Distinctions among various types of communities can be best explained by looking at where members live:

  • Monastery: Technically speaking, monks and nuns live in monasteries with restricted access to the outside world. Monasteries are places where only women as nuns reside or where only men as monks live. Few monasteries have guest accommodations, and the monks or nuns live a monastic type of spirituality, such that they all gather in the chapel to pray together and then all eat together and then all work somewhere in the monastery, cooking, cleaning, and so on. Members of these orders spend as much time as possible in work and in prayer.

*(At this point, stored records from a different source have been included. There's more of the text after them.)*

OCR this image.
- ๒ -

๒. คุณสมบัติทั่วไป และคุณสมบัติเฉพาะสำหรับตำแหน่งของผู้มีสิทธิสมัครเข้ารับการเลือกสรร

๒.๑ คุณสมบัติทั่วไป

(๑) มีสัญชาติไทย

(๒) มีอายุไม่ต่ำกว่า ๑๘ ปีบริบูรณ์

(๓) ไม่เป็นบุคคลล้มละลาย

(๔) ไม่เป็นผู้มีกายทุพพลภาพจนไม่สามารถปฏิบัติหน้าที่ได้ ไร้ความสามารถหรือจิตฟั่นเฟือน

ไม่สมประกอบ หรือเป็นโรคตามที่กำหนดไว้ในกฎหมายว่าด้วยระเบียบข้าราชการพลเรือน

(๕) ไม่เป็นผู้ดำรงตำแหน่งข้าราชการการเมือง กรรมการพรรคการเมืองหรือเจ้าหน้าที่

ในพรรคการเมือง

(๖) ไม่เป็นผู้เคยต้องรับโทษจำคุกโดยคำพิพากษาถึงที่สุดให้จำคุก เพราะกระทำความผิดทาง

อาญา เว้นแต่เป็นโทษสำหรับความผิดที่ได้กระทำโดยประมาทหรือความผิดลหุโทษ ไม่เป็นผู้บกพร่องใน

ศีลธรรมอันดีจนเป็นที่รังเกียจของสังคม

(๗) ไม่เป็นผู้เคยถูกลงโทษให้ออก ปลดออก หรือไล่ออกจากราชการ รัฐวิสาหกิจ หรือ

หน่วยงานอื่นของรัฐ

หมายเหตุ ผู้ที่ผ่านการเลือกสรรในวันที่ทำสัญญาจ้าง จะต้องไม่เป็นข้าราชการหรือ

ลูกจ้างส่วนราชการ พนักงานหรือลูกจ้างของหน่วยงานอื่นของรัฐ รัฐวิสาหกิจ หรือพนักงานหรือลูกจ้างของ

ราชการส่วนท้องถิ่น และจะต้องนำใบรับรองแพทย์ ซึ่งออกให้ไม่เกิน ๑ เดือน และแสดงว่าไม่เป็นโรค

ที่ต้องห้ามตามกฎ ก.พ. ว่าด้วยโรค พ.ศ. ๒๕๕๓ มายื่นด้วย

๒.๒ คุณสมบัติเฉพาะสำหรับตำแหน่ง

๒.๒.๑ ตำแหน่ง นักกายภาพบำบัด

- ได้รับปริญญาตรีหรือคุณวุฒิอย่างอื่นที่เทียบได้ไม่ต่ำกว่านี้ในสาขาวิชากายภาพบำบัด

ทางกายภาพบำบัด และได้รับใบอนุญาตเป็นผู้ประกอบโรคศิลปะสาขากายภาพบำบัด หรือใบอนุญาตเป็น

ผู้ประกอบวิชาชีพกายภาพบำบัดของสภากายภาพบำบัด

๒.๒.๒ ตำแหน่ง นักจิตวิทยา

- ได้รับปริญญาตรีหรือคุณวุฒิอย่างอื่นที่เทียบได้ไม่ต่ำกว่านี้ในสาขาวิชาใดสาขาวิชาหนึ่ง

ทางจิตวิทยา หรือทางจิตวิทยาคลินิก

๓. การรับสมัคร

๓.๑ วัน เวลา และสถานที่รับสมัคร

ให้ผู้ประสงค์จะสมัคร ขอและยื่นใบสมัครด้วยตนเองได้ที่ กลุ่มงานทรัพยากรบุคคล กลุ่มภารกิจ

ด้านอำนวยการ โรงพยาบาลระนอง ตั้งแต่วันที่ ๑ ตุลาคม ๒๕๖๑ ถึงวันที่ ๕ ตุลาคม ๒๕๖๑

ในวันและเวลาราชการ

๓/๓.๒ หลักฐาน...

  • Convent: Religious sisters live in convents which offer more open access to the secular world. Residents typically live and pray in the convent but work outside in schools, hospitals, and so on.

    The religious sisters who teach in parochial schools technically aren’t nuns — they’re religious sisters.

  • Friary: A friary is the male version of a convent. It’s a place where religious men called brothers live, work, and pray together, although they may work outside the friary. Friars bridge the gap between the urban parish and the monastery, and they aren’t as cloistered or semi-cloistered as their monk and nun counterparts.

How cloistered the group is depends on the religious order or community and the founder who started it.

You can identify the order of the monk, nun, sister, or friar by their habit (religious garb). Franciscans typically wear brown, the Dominicans wear white, the Benedictines wear black, and the Missionaries of Charity wear white with blue stripes. Some communities of women no longer wear a veil on their head but wear a pin that identifies them with their order instead. The style, size, and color of the women’s veils also designate their community.